Observation savanna rainforest grassland desert
biome = savanna 1 0 0 0
biome = rainforest 0 1 0 0
biome = grassland 0 0 1 0
biome = desert 0 0 0 1

Each row has exactly one 1 and all other values 0.

. . .

For linear models, drop one encoded column to avoid perfect multicollinearity (drop parameter in OneHotEncoder).

Step 7 β€” Try candidate models


Once you have a solid, clean training set:

  1. Select a few candidate models appropriate for the problem setup
  2. Train with default hyperparameters β€” don’t over-invest yet
  3. Estimate performance with cross-validation (or ROC curves for classification)

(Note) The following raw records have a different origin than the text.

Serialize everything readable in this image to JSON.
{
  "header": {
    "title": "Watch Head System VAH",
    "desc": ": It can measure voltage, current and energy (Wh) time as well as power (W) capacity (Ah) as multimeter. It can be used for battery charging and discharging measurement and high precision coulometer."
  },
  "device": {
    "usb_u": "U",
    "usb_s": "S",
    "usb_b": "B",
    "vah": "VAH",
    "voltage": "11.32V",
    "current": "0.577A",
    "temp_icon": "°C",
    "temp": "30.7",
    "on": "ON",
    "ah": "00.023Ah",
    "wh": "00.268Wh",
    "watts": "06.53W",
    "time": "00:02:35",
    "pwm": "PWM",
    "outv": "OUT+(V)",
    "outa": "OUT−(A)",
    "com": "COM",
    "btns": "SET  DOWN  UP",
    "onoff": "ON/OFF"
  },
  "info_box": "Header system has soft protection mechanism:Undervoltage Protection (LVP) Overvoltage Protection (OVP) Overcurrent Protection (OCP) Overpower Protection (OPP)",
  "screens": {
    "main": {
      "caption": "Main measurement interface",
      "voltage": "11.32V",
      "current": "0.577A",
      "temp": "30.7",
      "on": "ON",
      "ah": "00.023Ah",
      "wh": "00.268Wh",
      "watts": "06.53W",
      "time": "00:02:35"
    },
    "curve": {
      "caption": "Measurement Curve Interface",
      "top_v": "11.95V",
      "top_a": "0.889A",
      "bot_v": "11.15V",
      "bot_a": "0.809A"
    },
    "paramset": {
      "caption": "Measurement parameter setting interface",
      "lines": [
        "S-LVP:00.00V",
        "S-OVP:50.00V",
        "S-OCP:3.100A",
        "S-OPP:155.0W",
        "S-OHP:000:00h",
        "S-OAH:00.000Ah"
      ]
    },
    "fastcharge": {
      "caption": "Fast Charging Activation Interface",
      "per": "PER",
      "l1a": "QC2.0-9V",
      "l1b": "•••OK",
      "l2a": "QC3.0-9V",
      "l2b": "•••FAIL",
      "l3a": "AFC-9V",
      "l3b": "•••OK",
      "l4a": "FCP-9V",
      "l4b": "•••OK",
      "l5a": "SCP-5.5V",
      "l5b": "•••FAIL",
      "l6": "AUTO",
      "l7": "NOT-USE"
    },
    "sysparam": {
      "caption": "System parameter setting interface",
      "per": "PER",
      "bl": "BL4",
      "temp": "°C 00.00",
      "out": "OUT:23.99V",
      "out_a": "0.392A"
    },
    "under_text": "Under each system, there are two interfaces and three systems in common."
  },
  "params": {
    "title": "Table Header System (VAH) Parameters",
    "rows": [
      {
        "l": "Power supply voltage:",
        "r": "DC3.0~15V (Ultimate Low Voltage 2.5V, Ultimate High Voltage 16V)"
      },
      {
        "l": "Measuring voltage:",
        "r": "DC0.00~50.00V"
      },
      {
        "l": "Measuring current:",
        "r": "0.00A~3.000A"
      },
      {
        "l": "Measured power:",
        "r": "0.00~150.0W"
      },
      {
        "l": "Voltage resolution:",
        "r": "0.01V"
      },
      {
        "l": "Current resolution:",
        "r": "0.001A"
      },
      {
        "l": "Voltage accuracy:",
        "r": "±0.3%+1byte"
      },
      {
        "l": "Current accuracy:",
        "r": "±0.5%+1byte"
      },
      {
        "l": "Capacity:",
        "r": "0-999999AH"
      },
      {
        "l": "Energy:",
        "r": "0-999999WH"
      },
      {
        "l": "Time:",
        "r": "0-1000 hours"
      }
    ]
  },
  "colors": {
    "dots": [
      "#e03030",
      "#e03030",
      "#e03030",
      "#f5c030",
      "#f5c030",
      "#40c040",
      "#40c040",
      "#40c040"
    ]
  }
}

The goal is a quick, comparable baseline across model families. Tuning comes later.

Evaluating and refining

Step 8 β€” Problems with the data


If, at this point, your results are bad, there are generally two things that could have gone wrong: β€œbad model” or β€œbad data”.

Problem Description Fix
Too small More high-quality data generally helps Collect more data
Nonrepresentative Sampling noise or bias Better sampling strategy
Poor quality Outliers, errors, missing values obscure signal Drop, correct, or impute
Irrelevant features Noise prevents the algorithm from finding signal Feature selection or extraction

Step 8 β€” Problems with models


Problem Description Fix
Overfitting Model memorizes training noise; poor generalization Simpler model; more data; reduce variance via hyperparameters
Underfitting Model too simple to capture data structure More flexible model; more informative features

. . .

Whatever the challenge: it’s ok to go back and experiment with different feature combinations and models.

Steps 9–10 β€” After model selection


9. Fine-tune the selected model.

Use cross-validation on the training set to search over hyperparameter combinations (e.g., GridSearchCV). All tuning decisions must use training data only β€” the test set stays locked!

. . .

10. Evaluate on the test set.

Evaluate exactly once. If test performance is much worse than your CV estimate, the model likely overfit during tuning.

. . .

🌟 Present your results.

Report the metric value and its practical meaning. Document the full pipeline, decisions made at each step, and any caveats about where the model may not generalize.